You can “be the change.” If you bring positive energy and a can-do attitude to an organization, you can be an example of what you want the work culture to be. If you don’t appreciate people gossiping about other colleagues in your office, don’t let it happen, and certainly don’t do it. If you want people to have a good work-life balance, model that and be sure to leave the office at a reasonable hour, disconnect from email, and use your vacation time.
You are a person of great influence. If you could inspire a movement that would bring the most amount of good for the greatest number of people, what would that be? You never know what your idea can trigger.
We have a serious affordable housing crisis in this country and we’re saddling the next generation with tremendous student loan debt. Since COVID-19 is shutting down on-campus living and likely will be doing so for the foreseeable future, I’d see colleges and universities using their empty dorms to shelter people on an emergency or transitional basis. Some of our Affiliates have worked with schools to use their dorm space this way in the past, and I think we could scale it through our footprint. Small liberal arts colleges will be hardest hit as international students will not attend and parents will reconsider paying hefty tuition bills for their students to have the “college experience” at home. I’m not sure how you justify upwards of $60K in tuition to live with your parents and take courses online.

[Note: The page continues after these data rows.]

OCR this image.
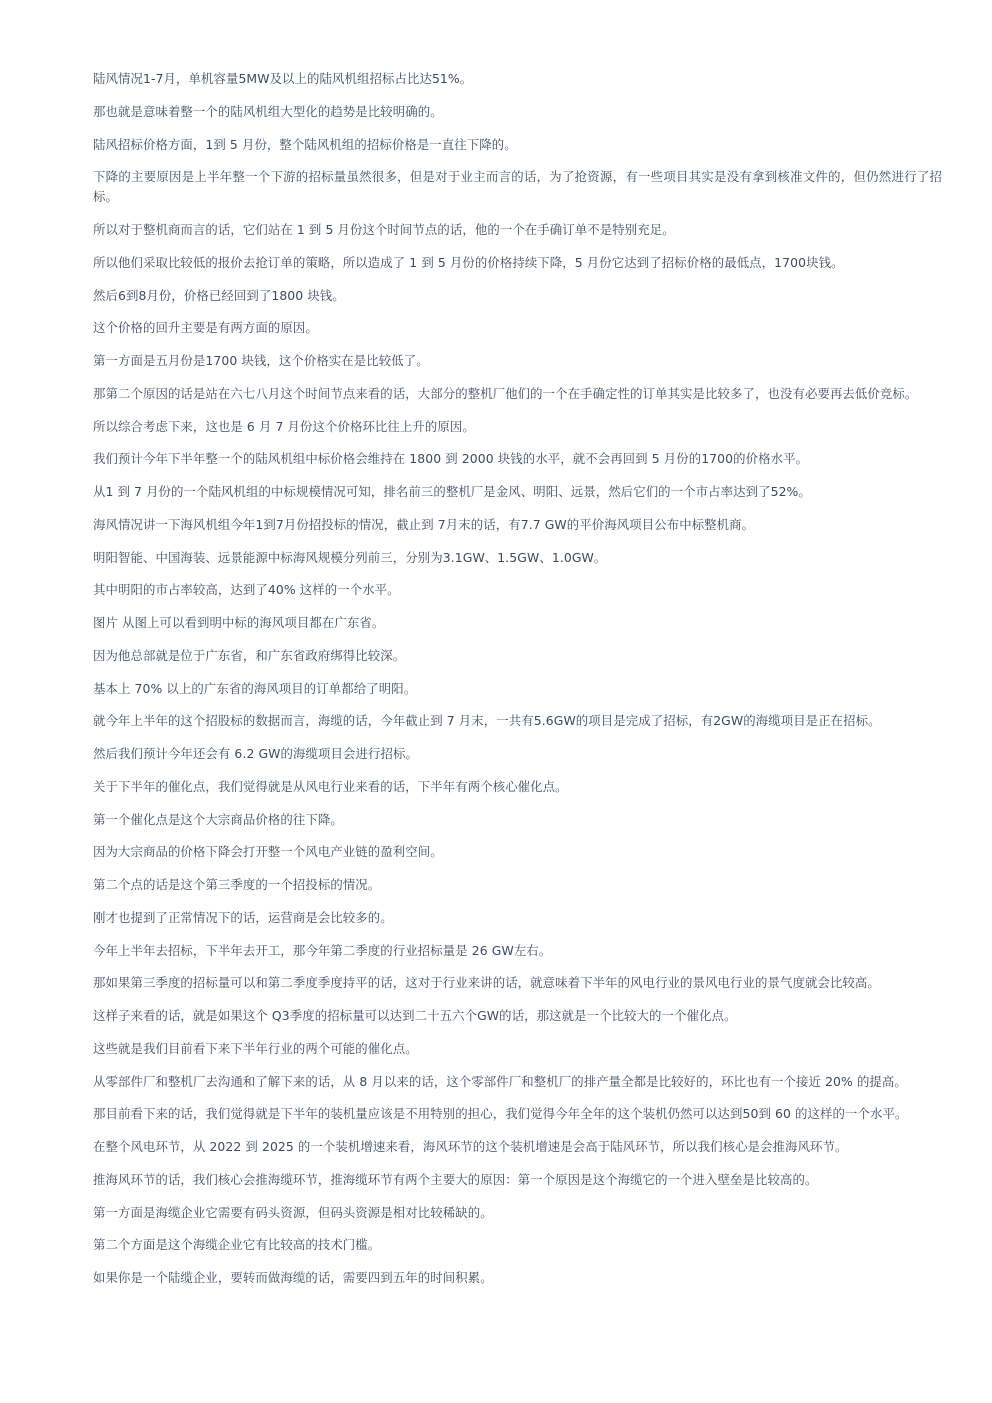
陆风情况1-7月，单机容量5MW及以上的陆风机组招标占比达51%。

那也就是意味着整一个的陆风机组大型化的趋势是比较明确的。

陆风招标价格方面，1到 5 月份，整个陆风机组的招标价格是一直往下降的。

下降的主要原因是上半年整一个下游的招标量虽然很多，但是对于业主而言的话，为了抢资源，有一些项目其实是没有拿到核准文件的，但仍然进行了招标。

所以对于整机商而言的话，它们站在 1 到 5 月份这个时间节点的话，他的一个在手确订单不是特别充足。

所以他们采取比较低的报价去抢订单的策略，所以造成了 1 到 5 月份的价格持续下降，5 月份它达到了招标价格的最低点，1700块钱。

然后6到8月份，价格已经回到了1800 块钱。

这个价格的回升主要是有两方面的原因。

第一方面是五月份是1700 块钱，这个价格实在是比较低了。

那第二个原因的话是站在六七八月这个时间节点来看的话，大部分的整机厂他们的一个在手确定性的订单其实是比较多了，也没有必要再去低价竞标。

所以综合考虑下来，这也是 6 月 7 月份这个价格环比往上升的原因。

我们预计今年下半年整一个的陆风机组中标价格会维持在 1800 到 2000 块钱的水平，就不会再回到 5 月份的1700的价格水平。

从1 到 7 月份的一个陆风机组的中标规模情况可知，排名前三的整机厂是金风、明阳、远景，然后它们的一个市占率达到了52%。

海风情况讲一下海风机组今年1到7月份招投标的情况，截止到 7月末的话，有7.7 GW的平价海风项目公布中标整机商。

明阳智能、中国海装、远景能源中标海风规模分列前三，分别为3.1GW、1.5GW、1.0GW。

其中明阳的市占率较高，达到了40% 这样的一个水平。

图片 从图上可以看到明中标的海风项目都在广东省。

因为他总部就是位于广东省，和广东省政府绑得比较深。

基本上 70% 以上的广东省的海风项目的订单都给了明阳。

就今年上半年的这个招股标的数据而言，海缆的话，今年截止到 7 月末，一共有5.6GW的项目是完成了招标，有2GW的海缆项目是正在招标。

然后我们预计今年还会有 6.2 GW的海缆项目会进行招标。

关于下半年的催化点，我们觉得就是从风电行业来看的话，下半年有两个核心催化点。

第一个催化点是这个大宗商品价格的往下降。

因为大宗商品的价格下降会打开整一个风电产业链的盈利空间。

第二个点的话是这个第三季度的一个招投标的情况。

刚才也提到了正常情况下的话，运营商是会比较多的。

今年上半年去招标，下半年去开工，那今年第二季度的行业招标量是 26 GW左右。

那如果第三季度的招标量可以和第二季度季度持平的话，这对于行业来讲的话，就意味着下半年的风电行业的景风电行业的景气度就会比较高。

这样子来看的话，就是如果这个 Q3季度的招标量可以达到二十五六个GW的话，那这就是一个比较大的一个催化点。

这些就是我们目前看下来下半年行业的两个可能的催化点。

从零部件厂和整机厂去沟通和了解下来的话，从 8 月以来的话，这个零部件厂和整机厂的排产量全都是比较好的，环比也有一个接近 20% 的提高。

那目前看下来的话，我们觉得就是下半年的装机量应该是不用特别的担心，我们觉得今年全年的这个装机仍然可以达到50到 60 的这样的一个水平。

在整个风电环节，从 2022 到 2025 的一个装机增速来看，海风环节的这个装机增速是会高于陆风环节，所以我们核心是会推海风环节。

推海风环节的话，我们核心会推海缆环节，推海缆环节有两个主要大的原因：第一个原因是这个海缆它的一个进入壁垒是比较高的。

第一方面是海缆企业它需要有码头资源，但码头资源是相对比较稀缺的。

第二个方面是这个海缆企业它有比较高的技术门槛。

如果你是一个陆缆企业，要转而做海缆的话，需要四到五年的时间积累。
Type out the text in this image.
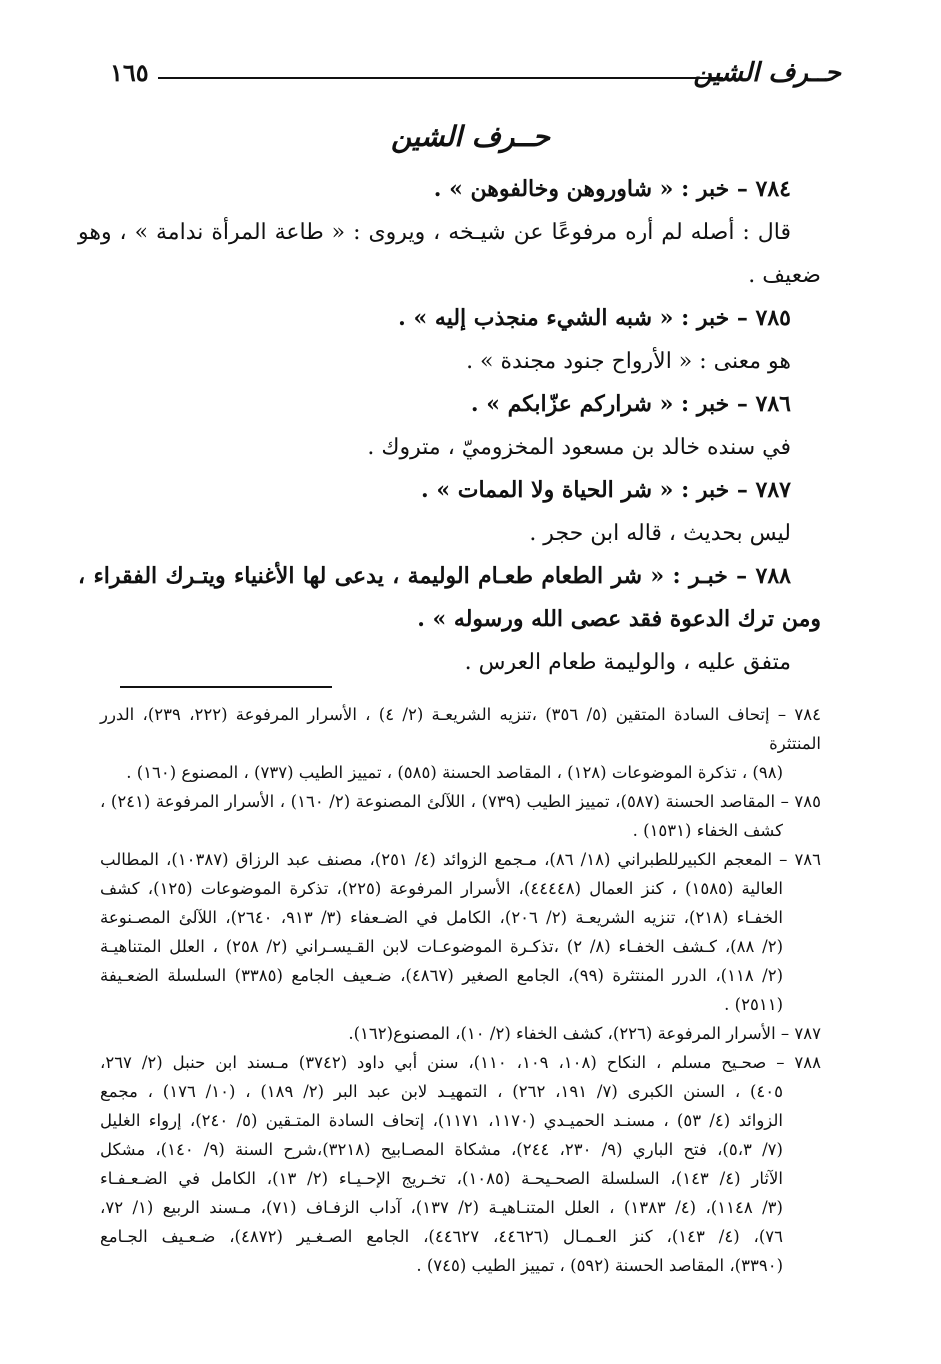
حــرف الشين
١٦٥
حــرف الشين
٧٨٤ – خبر : « شاوروهن وخالفوهن » .
قال : أصله لم أره مرفوعًا عن شيـخه ، ويروى : « طاعة المرأة ندامة » ، وهو
ضعيف .
٧٨٥ – خبر : « شبه الشيء منجذب إليه » .
هو معنى : « الأرواح جنود مجندة » .
٧٨٦ – خبر : « شراركم عزّابكم » .
في سنده خالد بن مسعود المخزوميّ ، متروك .
٧٨٧ – خبر : « شر الحياة ولا الممات » .
ليس بحديث ، قاله ابن حجر .
٧٨٨ – خبـر : « شر الطعام طعـام الوليمة ، يدعى لها الأغنياء ويتـرك الفقراء ،
ومن ترك الدعوة فقد عصى الله ورسوله » .
متفق عليه ، والوليمة طعام العرس .
٧٨٤ – إتحاف السادة المتقين (٥/ ٣٥٦) ،تنزيه الشريعـة (٢/ ٤) ، الأسرار المرفوعة (٢٢٢، ٢٣٩)، الدرر المنتثرة
(٩٨) ، تذكرة الموضوعات (١٢٨) ، المقاصد الحسنة (٥٨٥) ، تمييز الطيب (٧٣٧) ، المصنوع (١٦٠) .
٧٨٥ – المقاصد الحسنة (٥٨٧)، تمييز الطيب (٧٣٩) ، اللآلئ المصنوعة (٢/ ١٦٠) ، الأسرار المرفوعة (٢٤١) ،
كشف الخفاء (١٥٣١) .
٧٨٦ – المعجم الكبيرللطبراني (١٨/ ٨٦)، مـجمع الزوائد (٤/ ٢٥١)، مصنف عبد الرزاق (١٠٣٨٧)، المطالب
العالية (١٥٨٥) ، كنز العمال (٤٤٤٤٨)، الأسرار المرفوعة (٢٢٥)، تذكرة الموضوعات (١٢٥)، كشف
الخفـاء (٢١٨)، تنزيه الشريعـة (٢/ ٢٠٦)، الكامل في الضـعفاء (٣/ ٩١٣، ٢٦٤٠)، اللآلئ المصـنوعة
(٢/ ٨٨)، كـشف الخفـاء (٨/ ٢) ،تذكـرة الموضوعـات لابن القـيسـراني (٢/ ٢٥٨) ، العلل المتناهيـة
(٢/ ١١٨)، الدرر المنتثرة (٩٩)، الجامع الصغير (٤٨٦٧)، ضـعيف الجامع (٣٣٨٥) السلسلة الضعـيفة
(٢٥١١) .
٧٨٧ – الأسرار المرفوعة (٢٢٦)، كشف الخفاء (٢/ ١٠)، المصنوع(١٦٢).
٧٨٨ – صحـيح مسلم ، النكاح (١٠٨، ١٠٩، ١١٠)، سنن أبي داود (٣٧٤٢) مـسند ابن حنبل (٢/ ٢٦٧،
٤٠٥) ، السنن الكبرى (٧/ ١٩١، ٢٦٢) ، التمهيـد لابن عبد البر (٢/ ١٨٩) ، (١٠/ ١٧٦) ، مجمع
الزوائد (٤/ ٥٣) ، مسنـد الحميـدي (١١٧٠، ١١٧١)، إتحاف السادة المتـقين (٥/ ٢٤٠)، إرواء الغليل
(٧/ ٥،٣)، فتح الباري (٩/ ٢٣٠، ٢٤٤)، مشكاة المصـابيح (٣٢١٨)،شرح السنة (٩/ ١٤٠)، مشكل
الآثار (٤/ ١٤٣)، السلسلة الصحـيحـة (١٠٨٥)، تخـريج الإحـيـاء (٢/ ١٣)، الكامل في الضـعـفـاء
(٣/ ١١٤٨)، (٤/ ١٣٨٣) ، العلل المتنـاهيـة (٢/ ١٣٧)، آداب الزفـاف (٧١)، مـسند الربيع (١/ ٧٢،
٧٦)، (٤/ ١٤٣)، كنز العـمـال (٤٤٦٢٦، ٤٤٦٢٧)، الجامع الصـغـير (٤٨٧٢)، ضـعـيف الجـامع
(٣٣٩٠)، المقاصد الحسنة (٥٩٢) ، تمييز الطيب (٧٤٥) .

It would be an admissions incentive and possibly a revenue-maker if certain for-profit entities sponsored the idea (startup biotech firms could use vacant campus laboratories and offices, for example, and that rent could subsidize the affordable housing component). Nonprofits working with the populations being housed on campus could provide experiential learning opportunities, internship experience, and credit for students. Undergraduate students could be virtual mentors/companions to high school students; they could help with storytelling projects, marketing, data projects… the possibilities are endless. And graduate students in programs like social work could get hands-on case management experience. With unemployment soaring, parents are going to be most concerned with their kids obtaining real-world skills and workplace connections during their college years.
My dream would be to see fewer children experience homelessness, colleges and universities use their space and their community resources to serve housing-insecure populations, and young people not graduate with the burden of student loan debt, which greatly affects their economic mobility.